Dados do Banco de Portugal (BP) revelam que o incumprimento no crédito a particulares medido em percentagem do crédito total concedido era de 2,1 por cento no final de 1999, baixando de 1,9 por cento um ano mais tarde.

Miguel Beleza, ex-governador do Banco de Portugal, admite que "não se pode afirmar com clareza se o endividamento é excessivo ou não", e sublinha que "para já não há sintomas de que isso esteja a acontecer". Uma das razões que o leva a afirmar que não há motivos para inquietações é o facto de os bancos portugueses continuarem a pagar o mesmo que os seus congéneres nos mercados interbancários internacionais.
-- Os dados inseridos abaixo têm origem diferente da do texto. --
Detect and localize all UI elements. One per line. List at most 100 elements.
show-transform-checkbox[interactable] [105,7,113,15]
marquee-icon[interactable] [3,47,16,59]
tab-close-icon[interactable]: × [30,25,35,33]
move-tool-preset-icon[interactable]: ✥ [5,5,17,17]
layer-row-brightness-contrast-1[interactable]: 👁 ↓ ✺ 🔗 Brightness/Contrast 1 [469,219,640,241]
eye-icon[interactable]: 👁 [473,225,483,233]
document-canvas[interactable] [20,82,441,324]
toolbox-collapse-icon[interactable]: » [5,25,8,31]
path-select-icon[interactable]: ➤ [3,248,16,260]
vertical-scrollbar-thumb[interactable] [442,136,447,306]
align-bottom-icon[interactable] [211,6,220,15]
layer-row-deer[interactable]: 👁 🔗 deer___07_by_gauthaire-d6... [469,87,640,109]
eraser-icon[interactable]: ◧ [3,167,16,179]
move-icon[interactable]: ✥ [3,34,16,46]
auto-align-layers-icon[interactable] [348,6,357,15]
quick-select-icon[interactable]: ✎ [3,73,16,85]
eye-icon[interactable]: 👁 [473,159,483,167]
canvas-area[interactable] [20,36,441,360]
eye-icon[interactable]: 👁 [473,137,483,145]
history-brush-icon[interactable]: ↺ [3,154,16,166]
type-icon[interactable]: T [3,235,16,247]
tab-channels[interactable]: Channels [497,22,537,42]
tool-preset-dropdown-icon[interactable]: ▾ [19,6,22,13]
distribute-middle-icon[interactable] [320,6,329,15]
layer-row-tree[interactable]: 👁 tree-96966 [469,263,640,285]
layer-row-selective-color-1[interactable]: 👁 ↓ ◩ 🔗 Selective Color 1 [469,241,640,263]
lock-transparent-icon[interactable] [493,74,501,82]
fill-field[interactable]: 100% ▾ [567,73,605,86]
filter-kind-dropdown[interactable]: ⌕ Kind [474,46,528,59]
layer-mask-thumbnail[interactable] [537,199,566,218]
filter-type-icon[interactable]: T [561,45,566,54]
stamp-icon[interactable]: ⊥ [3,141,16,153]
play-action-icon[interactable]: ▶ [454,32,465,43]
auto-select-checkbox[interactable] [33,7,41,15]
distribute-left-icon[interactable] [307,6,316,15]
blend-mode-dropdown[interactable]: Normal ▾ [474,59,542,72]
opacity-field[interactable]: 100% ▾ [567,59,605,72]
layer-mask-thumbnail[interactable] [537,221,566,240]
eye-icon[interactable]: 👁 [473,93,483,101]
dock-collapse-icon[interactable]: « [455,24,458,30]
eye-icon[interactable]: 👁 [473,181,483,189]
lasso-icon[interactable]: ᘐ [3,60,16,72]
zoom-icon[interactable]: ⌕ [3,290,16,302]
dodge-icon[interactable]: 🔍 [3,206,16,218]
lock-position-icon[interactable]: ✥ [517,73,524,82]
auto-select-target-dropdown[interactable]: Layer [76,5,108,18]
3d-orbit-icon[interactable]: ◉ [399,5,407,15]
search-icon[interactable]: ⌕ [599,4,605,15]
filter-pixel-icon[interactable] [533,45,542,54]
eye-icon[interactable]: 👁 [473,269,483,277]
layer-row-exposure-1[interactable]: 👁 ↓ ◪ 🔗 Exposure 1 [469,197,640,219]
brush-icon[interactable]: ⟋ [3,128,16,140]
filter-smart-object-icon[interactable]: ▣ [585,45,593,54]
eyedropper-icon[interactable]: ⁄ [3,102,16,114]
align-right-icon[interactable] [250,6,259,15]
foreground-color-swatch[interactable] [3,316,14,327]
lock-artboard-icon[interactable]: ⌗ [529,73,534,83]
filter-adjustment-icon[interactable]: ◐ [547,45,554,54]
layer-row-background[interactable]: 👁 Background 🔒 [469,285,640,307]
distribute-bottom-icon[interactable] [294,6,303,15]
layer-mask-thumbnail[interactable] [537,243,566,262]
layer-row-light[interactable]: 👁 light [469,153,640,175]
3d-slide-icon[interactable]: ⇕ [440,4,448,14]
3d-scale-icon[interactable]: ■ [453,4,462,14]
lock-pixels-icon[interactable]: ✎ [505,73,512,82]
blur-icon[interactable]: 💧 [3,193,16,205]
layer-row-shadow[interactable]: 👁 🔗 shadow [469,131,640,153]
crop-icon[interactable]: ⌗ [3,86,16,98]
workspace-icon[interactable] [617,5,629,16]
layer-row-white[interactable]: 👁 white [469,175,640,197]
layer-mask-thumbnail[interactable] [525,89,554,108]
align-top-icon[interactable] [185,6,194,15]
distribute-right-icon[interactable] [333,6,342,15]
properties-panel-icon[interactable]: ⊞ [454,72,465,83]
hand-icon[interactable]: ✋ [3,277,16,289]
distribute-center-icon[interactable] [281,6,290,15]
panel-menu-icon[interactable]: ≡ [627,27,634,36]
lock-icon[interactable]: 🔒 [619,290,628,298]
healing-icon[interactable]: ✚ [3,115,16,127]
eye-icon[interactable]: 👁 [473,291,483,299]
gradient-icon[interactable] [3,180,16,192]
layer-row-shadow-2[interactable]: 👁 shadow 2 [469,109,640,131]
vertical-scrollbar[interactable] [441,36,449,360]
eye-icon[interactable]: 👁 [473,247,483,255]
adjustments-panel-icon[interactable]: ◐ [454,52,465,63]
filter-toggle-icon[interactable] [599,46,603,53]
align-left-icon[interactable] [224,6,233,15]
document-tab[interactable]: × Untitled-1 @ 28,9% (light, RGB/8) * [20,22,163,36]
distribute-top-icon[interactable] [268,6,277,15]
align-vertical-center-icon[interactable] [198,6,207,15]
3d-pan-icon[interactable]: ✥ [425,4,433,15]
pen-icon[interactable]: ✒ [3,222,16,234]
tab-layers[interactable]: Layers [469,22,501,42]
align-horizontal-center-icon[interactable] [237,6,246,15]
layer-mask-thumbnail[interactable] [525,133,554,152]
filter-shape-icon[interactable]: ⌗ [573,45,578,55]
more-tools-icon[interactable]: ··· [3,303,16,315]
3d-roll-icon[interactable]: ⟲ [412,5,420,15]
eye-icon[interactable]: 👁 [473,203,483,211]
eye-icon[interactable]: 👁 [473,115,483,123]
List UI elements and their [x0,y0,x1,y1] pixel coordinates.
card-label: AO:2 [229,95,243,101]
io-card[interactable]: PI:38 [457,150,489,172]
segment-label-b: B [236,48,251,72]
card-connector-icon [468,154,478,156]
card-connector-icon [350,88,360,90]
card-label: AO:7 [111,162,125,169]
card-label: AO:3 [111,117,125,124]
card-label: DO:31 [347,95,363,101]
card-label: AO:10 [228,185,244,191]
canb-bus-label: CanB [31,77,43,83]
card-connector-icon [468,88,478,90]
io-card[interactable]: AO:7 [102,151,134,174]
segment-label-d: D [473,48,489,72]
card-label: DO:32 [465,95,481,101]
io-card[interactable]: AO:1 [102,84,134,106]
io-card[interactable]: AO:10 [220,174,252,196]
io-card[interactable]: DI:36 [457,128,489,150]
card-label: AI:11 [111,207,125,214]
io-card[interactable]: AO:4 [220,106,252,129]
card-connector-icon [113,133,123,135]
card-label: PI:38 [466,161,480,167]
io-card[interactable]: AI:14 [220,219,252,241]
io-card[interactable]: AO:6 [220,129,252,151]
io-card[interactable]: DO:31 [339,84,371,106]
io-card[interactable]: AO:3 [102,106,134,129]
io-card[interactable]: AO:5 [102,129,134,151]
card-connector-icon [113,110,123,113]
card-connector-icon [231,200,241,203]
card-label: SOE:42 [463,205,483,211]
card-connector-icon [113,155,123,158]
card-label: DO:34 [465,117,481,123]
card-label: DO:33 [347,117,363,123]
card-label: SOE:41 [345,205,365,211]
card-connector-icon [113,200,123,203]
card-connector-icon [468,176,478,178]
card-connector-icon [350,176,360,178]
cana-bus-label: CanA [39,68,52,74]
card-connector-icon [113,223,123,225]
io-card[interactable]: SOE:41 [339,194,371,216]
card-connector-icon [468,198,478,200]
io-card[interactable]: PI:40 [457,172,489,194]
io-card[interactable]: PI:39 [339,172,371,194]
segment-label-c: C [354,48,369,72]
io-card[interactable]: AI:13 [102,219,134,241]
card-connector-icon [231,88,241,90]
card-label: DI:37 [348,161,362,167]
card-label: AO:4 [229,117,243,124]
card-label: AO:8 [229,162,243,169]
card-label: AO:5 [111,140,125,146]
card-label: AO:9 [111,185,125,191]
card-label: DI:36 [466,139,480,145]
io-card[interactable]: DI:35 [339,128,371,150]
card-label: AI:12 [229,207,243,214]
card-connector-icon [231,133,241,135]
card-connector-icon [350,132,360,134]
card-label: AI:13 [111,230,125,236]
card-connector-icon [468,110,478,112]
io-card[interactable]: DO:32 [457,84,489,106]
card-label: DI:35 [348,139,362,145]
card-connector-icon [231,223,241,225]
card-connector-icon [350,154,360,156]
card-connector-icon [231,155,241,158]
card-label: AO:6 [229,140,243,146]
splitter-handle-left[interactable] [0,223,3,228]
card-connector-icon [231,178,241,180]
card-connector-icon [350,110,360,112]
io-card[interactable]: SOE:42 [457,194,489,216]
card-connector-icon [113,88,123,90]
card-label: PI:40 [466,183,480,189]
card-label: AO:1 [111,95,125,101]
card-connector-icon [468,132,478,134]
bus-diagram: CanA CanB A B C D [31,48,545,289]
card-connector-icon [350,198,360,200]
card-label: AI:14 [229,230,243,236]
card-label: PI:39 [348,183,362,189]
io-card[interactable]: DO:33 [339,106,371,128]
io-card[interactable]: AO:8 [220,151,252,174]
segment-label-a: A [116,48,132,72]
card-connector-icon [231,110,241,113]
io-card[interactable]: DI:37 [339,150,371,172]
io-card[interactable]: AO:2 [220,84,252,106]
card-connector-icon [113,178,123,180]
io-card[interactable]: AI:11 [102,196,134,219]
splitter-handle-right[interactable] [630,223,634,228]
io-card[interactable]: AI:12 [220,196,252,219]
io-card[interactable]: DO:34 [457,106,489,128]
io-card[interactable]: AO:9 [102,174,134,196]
O ex-ministro das Finanças de Cavaco Silva, afirma também que neste momento o nível do crédito mal parado está controlado e não é preocupante. Miguel Beleza considera, no entanto, que se o crédito tivesse continuado com o crescimento galopante de 1998/90 poderia tornar-se dramático. "Mas o mercado acabou por reequilibrar a situação", acrescenta.

Em Portugal estão agora dar-se os primeiros passos na protecção dos consumidores ao nível do crédito e do endividamento. A DECO criou em 2000 o observatório de publicidade aos serviços financeiros, cujo objectivo é analisar e posteriormente denunciar os anúncios publicitários lesivos dos direitos dos consumidores. Paralelamente lançou também os gabinetes de apoio e acompanhamento ao endividado e sobreendividado. Gabinetes esses que apoiam os consumidores que pretendem recorrer ao crédito e acompanham os sobreendividados, ajudando-os a renegociar os créditos.

Na Universidade de Coimbra foi criado este ano o observatório do endividamento dos consumidores, cuja função é estudar a temática do ponto de vista científico e simultaneamente apresentar pareceres e sugestões.